Da hofft einer, nach oben zu heiraten, doch er trägt das Kostüm der Superreichen wie einen Konfirmandenanzug, und beim Versuch, ein Pferd zu besteigen, blamiert er sich vor dem Stallknecht. Sein und Schein und all die Missverständnisse, die sich ergeben, weil sie sich nicht zur Deckung bringen lassen: das ist das Leitmotiv dieser unglaublich subtilen Screwball-Comedy, in der alle stets als verschiedene Versionen ihrer selbst agieren. Macaulay Connor, der vermeintliche Paparazzo, der von Dexter als Heiratsverhinderer angeheuert wird, ist nebenbei auch noch großer Romantiker, unglücklicher Liebhaber und vergeblich Geliebter.

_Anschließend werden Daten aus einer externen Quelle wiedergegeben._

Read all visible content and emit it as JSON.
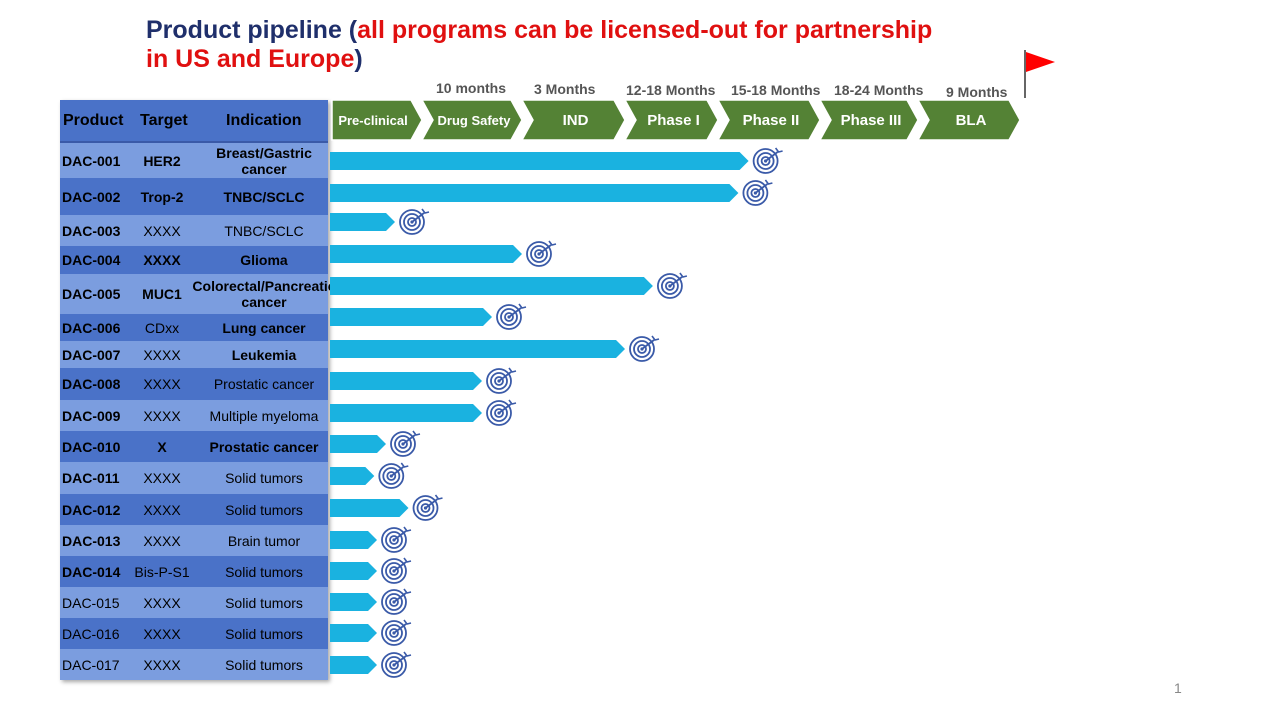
{
  "title": {
    "part1": "Product pipeline (",
    "part2": "all programs can be licensed-out for partnership in US and Europe",
    "part3": ")"
  },
  "table": {
    "headers": [
      "Product",
      "Target",
      "Indication"
    ]
  },
  "chart_data": {
    "type": "bar",
    "orientation": "horizontal",
    "title": "Product pipeline (all programs can be licensed-out for partnership in US and Europe)",
    "stages": [
      "Pre-clinical",
      "Drug Safety",
      "IND",
      "Phase I",
      "Phase II",
      "Phase III",
      "BLA"
    ],
    "durations": [
      "10 months",
      "3 Months",
      "12-18 Months",
      "15-18 Months",
      "18-24 Months",
      "9 Months"
    ],
    "progress_unit": "stages completed (0 = start of Pre-clinical)",
    "products": [
      {
        "product": "DAC-001",
        "target": "HER2",
        "indication": "Breast/Gastric cancer",
        "progress": 4.3
      },
      {
        "product": "DAC-002",
        "target": "Trop-2",
        "indication": "TNBC/SCLC",
        "progress": 4.2
      },
      {
        "product": "DAC-003",
        "target": "XXXX",
        "indication": "TNBC/SCLC",
        "progress": 0.7
      },
      {
        "product": "DAC-004",
        "target": "XXXX",
        "indication": "Glioma",
        "progress": 2.0
      },
      {
        "product": "DAC-005",
        "target": "MUC1",
        "indication": "Colorectal/Pancreatic cancer",
        "progress": 3.3
      },
      {
        "product": "DAC-006",
        "target": "CDxx",
        "indication": "Lung cancer",
        "progress": 1.7
      },
      {
        "product": "DAC-007",
        "target": "XXXX",
        "indication": "Leukemia",
        "progress": 3.0
      },
      {
        "product": "DAC-008",
        "target": "XXXX",
        "indication": "Prostatic cancer",
        "progress": 1.6
      },
      {
        "product": "DAC-009",
        "target": "XXXX",
        "indication": "Multiple myeloma",
        "progress": 1.6
      },
      {
        "product": "DAC-010",
        "target": "X",
        "indication": "Prostatic cancer",
        "progress": 0.6
      },
      {
        "product": "DAC-011",
        "target": "XXXX",
        "indication": "Solid tumors",
        "progress": 0.47
      },
      {
        "product": "DAC-012",
        "target": "XXXX",
        "indication": "Solid tumors",
        "progress": 0.85
      },
      {
        "product": "DAC-013",
        "target": "XXXX",
        "indication": "Brain tumor",
        "progress": 0.5
      },
      {
        "product": "DAC-014",
        "target": "Bis-P-S1",
        "indication": "Solid tumors",
        "progress": 0.5
      },
      {
        "product": "DAC-015",
        "target": "XXXX",
        "indication": "Solid tumors",
        "progress": 0.5
      },
      {
        "product": "DAC-016",
        "target": "XXXX",
        "indication": "Solid tumors",
        "progress": 0.5
      },
      {
        "product": "DAC-017",
        "target": "XXXX",
        "indication": "Solid tumors",
        "progress": 0.5
      }
    ]
  },
  "colors": {
    "bar": "#1ab2e0",
    "arrow": "#548235",
    "flag": "#ff0000",
    "target_icon": "#3a5aa8"
  },
  "page_number": "1"
}
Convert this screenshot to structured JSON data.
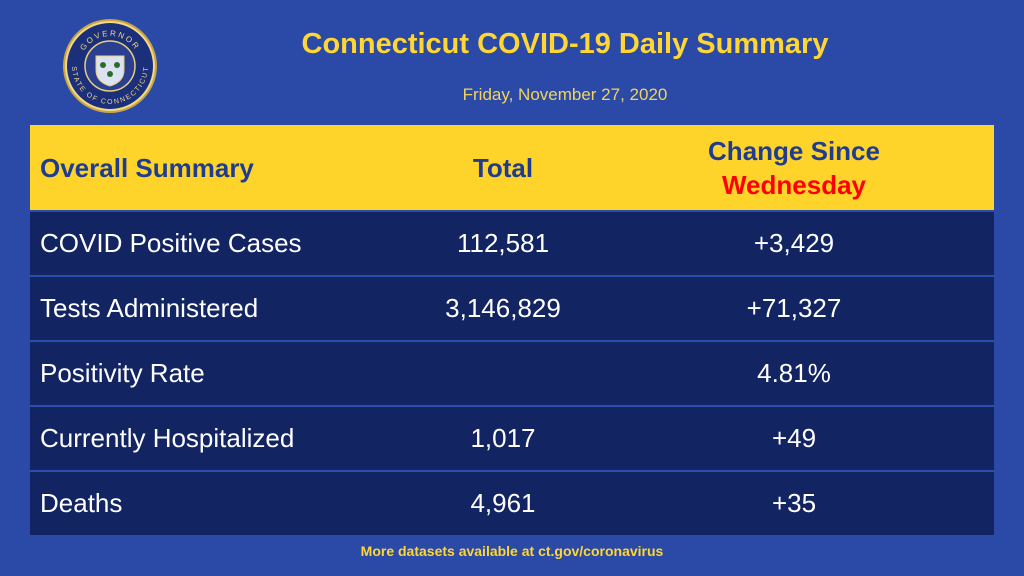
{
  "seal": {
    "top": "GOVERNOR",
    "bottom": "STATE OF CONNECTICUT"
  },
  "header": {
    "title": "Connecticut COVID-19 Daily Summary",
    "date": "Friday, November 27, 2020"
  },
  "table": {
    "columns": [
      "Overall Summary",
      "Total",
      {
        "text": "Change Since",
        "emphasis": "Wednesday"
      }
    ],
    "rows": [
      [
        "COVID Positive Cases",
        "112,581",
        "+3,429"
      ],
      [
        "Tests Administered",
        "3,146,829",
        "+71,327"
      ],
      [
        "Positivity Rate",
        null,
        "4.81%"
      ],
      [
        "Currently Hospitalized",
        "1,017",
        "+49"
      ],
      [
        "Deaths",
        "4,961",
        "+35"
      ]
    ]
  },
  "footer": "More datasets available at ct.gov/coronavirus"
}
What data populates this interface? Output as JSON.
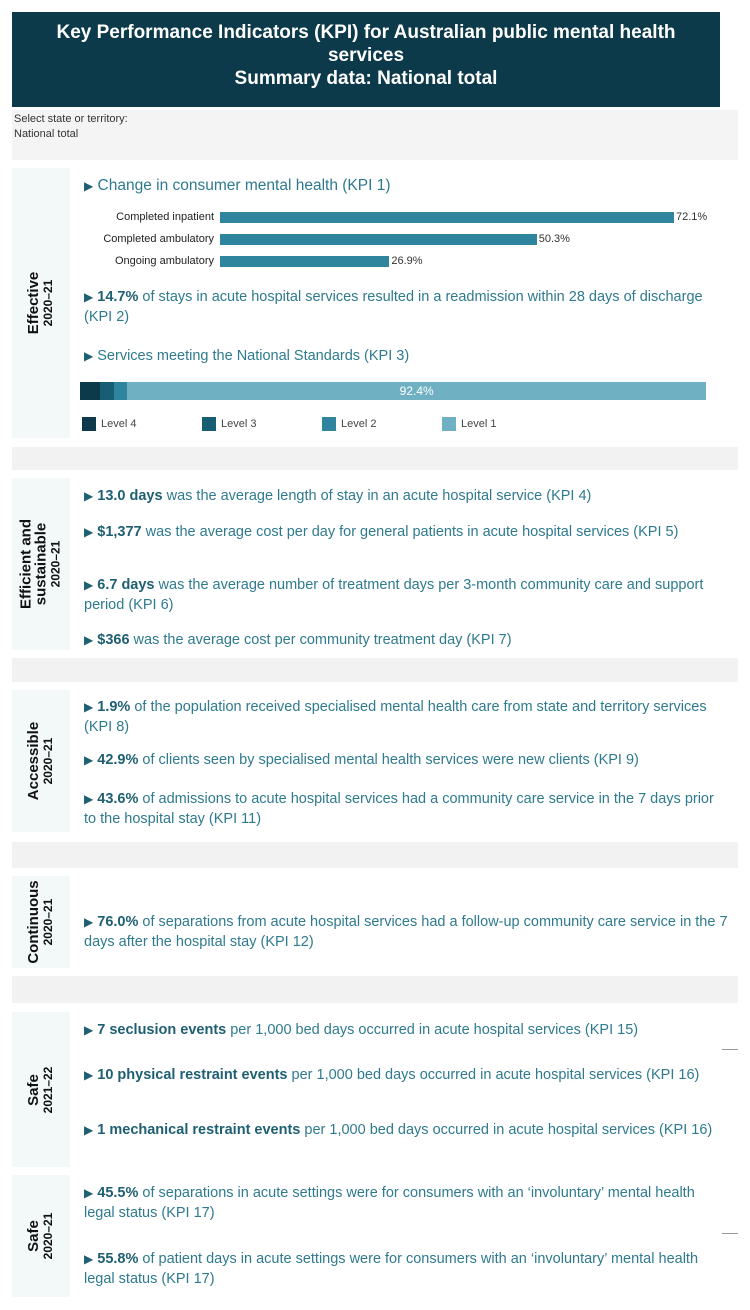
{
  "header": {
    "title_line1": "Key Performance Indicators (KPI) for Australian public mental health services",
    "title_line2": "Summary data: National total"
  },
  "filter": {
    "label": "Select state or territory:",
    "value": "National total"
  },
  "colors": {
    "level4": "#0c3a4a",
    "level3": "#175e73",
    "level2": "#2f849e",
    "level1": "#6fb1c2",
    "text": "#2e7a8f"
  },
  "effective": {
    "title": "Effective",
    "year": "2020–21",
    "kpi1_title": "Change in consumer mental health (KPI 1)",
    "kpi1_bars": [
      {
        "label": "Completed inpatient",
        "value": 72.1,
        "text": "72.1%"
      },
      {
        "label": "Completed ambulatory",
        "value": 50.3,
        "text": "50.3%"
      },
      {
        "label": "Ongoing ambulatory",
        "value": 26.9,
        "text": "26.9%"
      }
    ],
    "kpi2_bold": "14.7%",
    "kpi2_text": " of stays in acute hospital services resulted in a readmission within 28 days of discharge (KPI 2)",
    "kpi3_title": "Services meeting the National Standards (KPI 3)",
    "kpi3_segments": [
      {
        "name": "Level 4",
        "value": 3.2
      },
      {
        "name": "Level 3",
        "value": 2.2
      },
      {
        "name": "Level 2",
        "value": 2.1
      },
      {
        "name": "Level 1",
        "value": 92.4,
        "text": "92.4%"
      }
    ],
    "legend": [
      "Level 4",
      "Level 3",
      "Level 2",
      "Level 1"
    ]
  },
  "efficient": {
    "title": "Efficient and sustainable",
    "year": "2020–21",
    "items": [
      {
        "bold": "13.0 days",
        "text": " was the average length of stay in an acute hospital service (KPI 4)"
      },
      {
        "bold": "$1,377",
        "text": " was  the average cost per day for general patients in acute hospital services (KPI 5)"
      },
      {
        "bold": "6.7 days",
        "text": " was the average number of treatment days per 3-month community care and support period (KPI 6)"
      },
      {
        "bold": "$366",
        "text": " was the average cost per community treatment day (KPI 7)"
      }
    ]
  },
  "accessible": {
    "title": "Accessible",
    "year": "2020–21",
    "items": [
      {
        "bold": "1.9%",
        "text": " of the population received specialised mental health care from state and territory services (KPI 8)"
      },
      {
        "bold": "42.9%",
        "text": " of clients seen by specialised mental health services were new clients (KPI 9)"
      },
      {
        "bold": "43.6%",
        "text": " of admissions to acute hospital services had a community care service in the 7 days prior to the hospital stay (KPI 11)"
      }
    ]
  },
  "continuous": {
    "title": "Continuous",
    "year": "2020–21",
    "items": [
      {
        "bold": "76.0%",
        "text": " of separations from acute hospital services had a follow-up community care service in the 7 days after the hospital stay (KPI 12)"
      }
    ]
  },
  "safe1": {
    "title": "Safe",
    "year": "2021–22",
    "items": [
      {
        "bold": "7 seclusion events",
        "text": " per 1,000 bed days occurred in acute hospital services (KPI 15)"
      },
      {
        "bold": "10 physical restraint events",
        "text": " per 1,000 bed days occurred in acute hospital services (KPI 16)"
      },
      {
        "bold": "1 mechanical restraint events",
        "text": " per 1,000 bed days occurred in acute hospital services (KPI 16)"
      }
    ]
  },
  "safe2": {
    "title": "Safe",
    "year": "2020–21",
    "items": [
      {
        "bold": "45.5%",
        "text": " of separations in acute settings were for consumers with an ‘involuntary’ mental health legal status (KPI 17)"
      },
      {
        "bold": "55.8%",
        "text": " of patient days in acute settings were for consumers with an ‘involuntary’ mental health legal status (KPI 17)"
      }
    ]
  }
}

Und Tracy Lord ist gleichermaßen Blaustrumpf und Göttin, hochmütig und albern, kalt wie Marmor – und elektrisierend erotisch, wenn sie wie gewichtslos zum Sprung in den dunklen Pool ansetzt. Für welchen der drei Männer, die sie nun umkreisen wie Planeten eine Sonne, soll sie sich entscheiden? Für den, der das Rätsel, das sie sich selber ist, lösen kann. Anders als Tracy Lord wusste Katharine Hepburn ganz genau, wer sie sein wollte. Schon das immens erfolgreiche Broadway-Stück, auf dem der Film basiert, war ihr auf den Leib geschneidert. Sogar die Besetzung der beiden männlichen Hauptrollen durch James Stewart und Cary Grant lag in ihrer Regie. Der Coup glückte. Nicht nur wurde der Film ein Box-Office-Hit, auch ihr Ruhm, der unter vielen Flops in den Dreißigern gelitten hatte, war mit „Die Nacht vor der Hochzeit“ für alle Zeiten wieder hergestellt. Katharine Hepburn hatte in Hollywood die Persona durchgesetzt, die sie von nun an in allen ihren Filmen verkörperte: sich selbst. (DER STANDARD, Printausgabe)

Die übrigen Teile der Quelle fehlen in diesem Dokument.